秀嶋賢人のはてなブログ

映画監督・NPO法人SocialNetProjectMOVE理事長

日本人のいなくなった日本

 
 
この世の中、何事につけ、配慮が過剰だったり、過小だったりする。

配慮が過剰になる…というのは、他人の眼や評価が気になるということがある。
あるいは、誠意とはこういうものだという内部圧力と思い込みが強すぎて、「小さな親切、大きなお世話」を忘れてしまうことがある。相手は喜ぶはずだ…という身勝手。いずれも中心にあるのは自分だ。
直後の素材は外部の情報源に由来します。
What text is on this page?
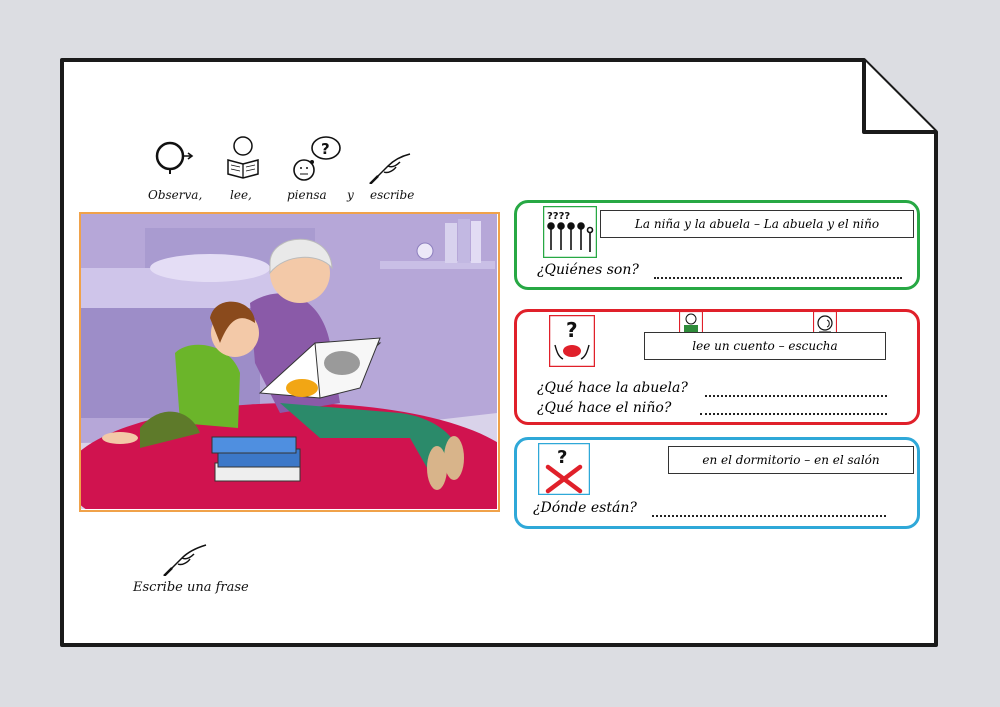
?
Observa, lee,	piensa y escribe
????
La niña y la abuela – La abuela y el niño
¿Quiénes son?
?
lee un cuento – escucha
¿Qué hace la abuela?
¿Qué hace el niño?
?	en el dormitorio – en el salón
¿Dónde están?
Escribe una frase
これは相手を不愉快にさせてしまうこともあれば、上気させて、自分への好感や何かの思いがあるのではないかという誤解をつくる。
 
配慮が過小になる…というのは、人の気持や周囲の人間関係がよく見えない鈍感さがある。あるいは、人を意識する必要はない。自分がよければそれでいいと他者を顧みないでそうなってしまうことがある。これも結局、自分の小さな世界で他者をみようとしていないことから起きる。

こうした人たちは、配慮ということ自体を知らない。自分の思いや考えを当然のことと思い、回りをみていないことを配慮とはいわない。相手や周囲がどう感じるか、どう思うかを考えて発言し、行動することを配慮というのだ。
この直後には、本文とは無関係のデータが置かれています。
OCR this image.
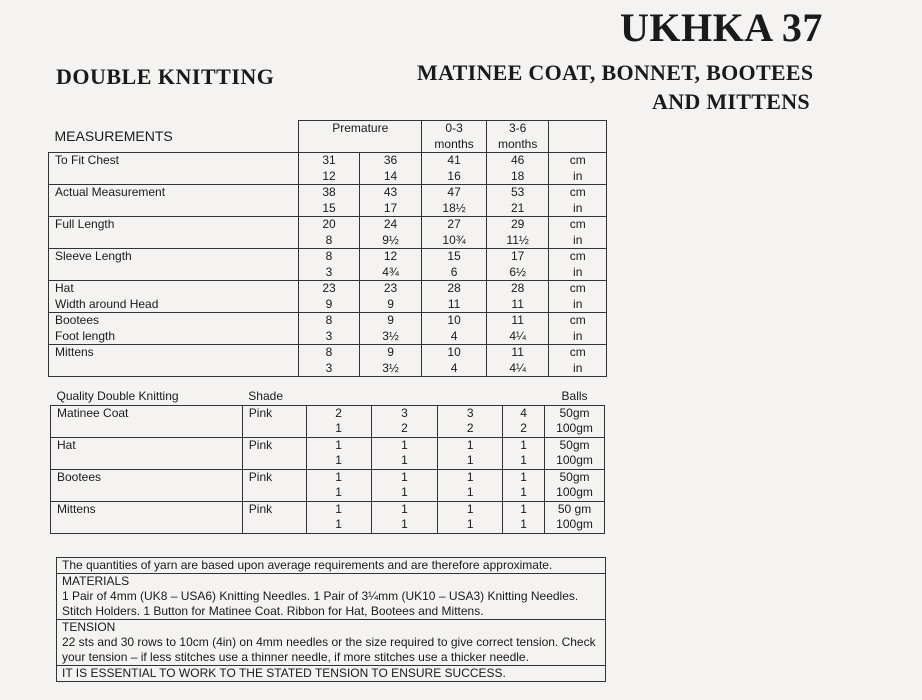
UKHKA 37
DOUBLE KNITTING	MATINEE COAT, BONNET, BOOTEES
AND MITTENS
MEASUREMENTS	Premature		0-3	3-6	
			months	months	
To Fit Chest	31	36	41	46	cm
	12	14	16	18	in
Actual Measurement	38	43	47	53	cm
	15	17	18½	21	in
Full Length	20	24	27	29	cm
	8	9½	10¾	11½	in
Sleeve Length	8	12	15	17	cm
	3	4¾	6	6½	in
Hat	23	23	28	28	cm
Width around Head	9	9	11	11	in
Bootees	8	9	10	11	cm
Foot length	3	3½	4	4¼	in
Mittens	8	9	10	11	cm
	3	3½	4	4¼	in
Quality Double Knitting	Shade					Balls
Matinee Coat	Pink	2	3	3	4	50gm
		1	2	2	2	100gm
Hat	Pink	1	1	1	1	50gm
		1	1	1	1	100gm
Bootees	Pink	1	1	1	1	50gm
		1	1	1	1	100gm
Mittens	Pink	1	1	1	1	50 gm
		1	1	1	1	100gm
The quantities of yarn are based upon average requirements and are therefore approximate.
MATERIALS
1 Pair of 4mm (UK8 – USA6) Knitting Needles. 1 Pair of 3¼mm (UK10 – USA3) Knitting Needles.
Stitch Holders. 1 Button for Matinee Coat. Ribbon for Hat, Bootees and Mittens.
TENSION
22 sts and 30 rows to 10cm (4in) on 4mm needles or the size required to give correct tension. Check
your tension – if less stitches use a thinner needle, if more stitches use a thicker needle.
IT IS ESSENTIAL TO WORK TO THE STATED TENSION TO ENSURE SUCCESS.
配慮とは、だから礼儀だ。これは相手が求めている配慮なのか、この配慮は誤解をつくらないか、あるいは、ここでは配慮を尽くさなくてはいけないのではないかを考え、発言し、行動するには礼儀がいる。

自分が相手にどう思われるかどうかではなく、ときには毅然とした姿勢を持って、相手に向う。それが配慮を支える礼儀。それがないから、過剰な配慮で誤解を生む。
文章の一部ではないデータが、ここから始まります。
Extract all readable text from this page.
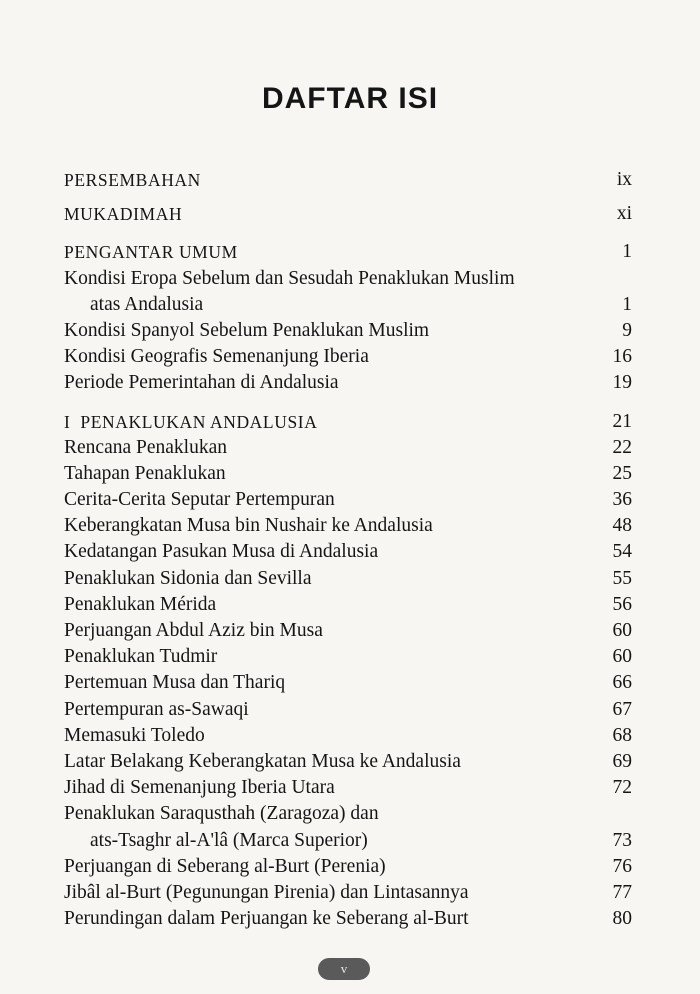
DAFTAR ISI
PERSEMBAHAN	ix
MUKADIMAH	xi
PENGANTAR UMUM	1
Kondisi Eropa Sebelum dan Sesudah Penaklukan Muslim
atas Andalusia	1
Kondisi Spanyol Sebelum Penaklukan Muslim	9
Kondisi Geografis Semenanjung Iberia	16
Periode Pemerintahan di Andalusia	19
I  PENAKLUKAN ANDALUSIA	21
Rencana Penaklukan	22
Tahapan Penaklukan	25
Cerita-Cerita Seputar Pertempuran	36
Keberangkatan Musa bin Nushair ke Andalusia	48
Kedatangan Pasukan Musa di Andalusia	54
Penaklukan Sidonia dan Sevilla	55
Penaklukan Mérida	56
Perjuangan Abdul Aziz bin Musa	60
Penaklukan Tudmir	60
Pertemuan Musa dan Thariq	66
Pertempuran as-Sawaqi	67
Memasuki Toledo	68
Latar Belakang Keberangkatan Musa ke Andalusia	69
Jihad di Semenanjung Iberia Utara	72
Penaklukan Saraqusthah (Zaragoza) dan
ats-Tsaghr al-A'lâ (Marca Superior)	73
Perjuangan di Seberang al-Burt (Perenia)	76
Jibâl al-Burt (Pegunungan Pirenia) dan Lintasannya	77
Perundingan dalam Perjuangan ke Seberang al-Burt	80
v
結局は、互いへの礼儀というけじめのなさが配慮というものの塩梅を失わせている。
 
それが見えないところで、他者の気持をさかなでにしたり、気づかないところで人を傷つけ、ときには誤解をつくる。が、しかし…それ自体にも自覚がないというのが、いまの世の中。

そんな矜持の失われたこの国で、まっとうに生き抜くのは容易ではない。日本人のいなくなった国に日本人として生きるのは容易いことではないからだ。

だから、かつてのJINのようなドラマがヒットする。